Les tablettes comme second écran de notre quotidien
Quand un grand quotidien français consacre sa une à un des plus importants écrivains américains, Jonathan Franzen à l’occasion de la sortie de « Liberté » (Ed. l’Olivier), chaque amateur de littérature peut se réjouir. Interview, photos, critique, analyse, l’ensemble est cohérent et intéressant. Ce qui nous concerne encore davantage c’est l’article consacré au téléchargement payant de son roman « Freedom« , plus de 300 000 fois cet épais livre a été acheté dématérialisé et consultable sur tablettes.
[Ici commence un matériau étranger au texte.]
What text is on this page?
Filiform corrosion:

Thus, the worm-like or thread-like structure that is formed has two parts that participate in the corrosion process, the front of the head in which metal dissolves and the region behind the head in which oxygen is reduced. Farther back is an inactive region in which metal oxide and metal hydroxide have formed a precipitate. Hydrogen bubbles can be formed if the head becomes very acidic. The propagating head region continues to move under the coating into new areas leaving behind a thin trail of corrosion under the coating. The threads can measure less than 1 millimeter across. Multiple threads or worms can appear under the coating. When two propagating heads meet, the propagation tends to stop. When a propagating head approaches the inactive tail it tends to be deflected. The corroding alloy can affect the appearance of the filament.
Dans l’entretien qu’il a accordé à Libération, Franzen déclare : « Je ne suis pas intéressé par ce dont tout le monde parle, je suis intéressé par les aspects plus difficiles, plus honteux, plus conflictuels de l’existence. Et j’écris avec l’espoir que des étrangers que je n’ai jamais rencontrés puissent apprécier et se reconnaître dans ces histoires. Une partie de mon expérience est celle d’un citoyen américain, à un moment où l’Amérique domine le monde, a un moment où l’Amérique traverse une crise politique et économique. De fait, le livre semble plus complet si je trouve le moyen d’y évoquer également ce qui se passe dans le pays. »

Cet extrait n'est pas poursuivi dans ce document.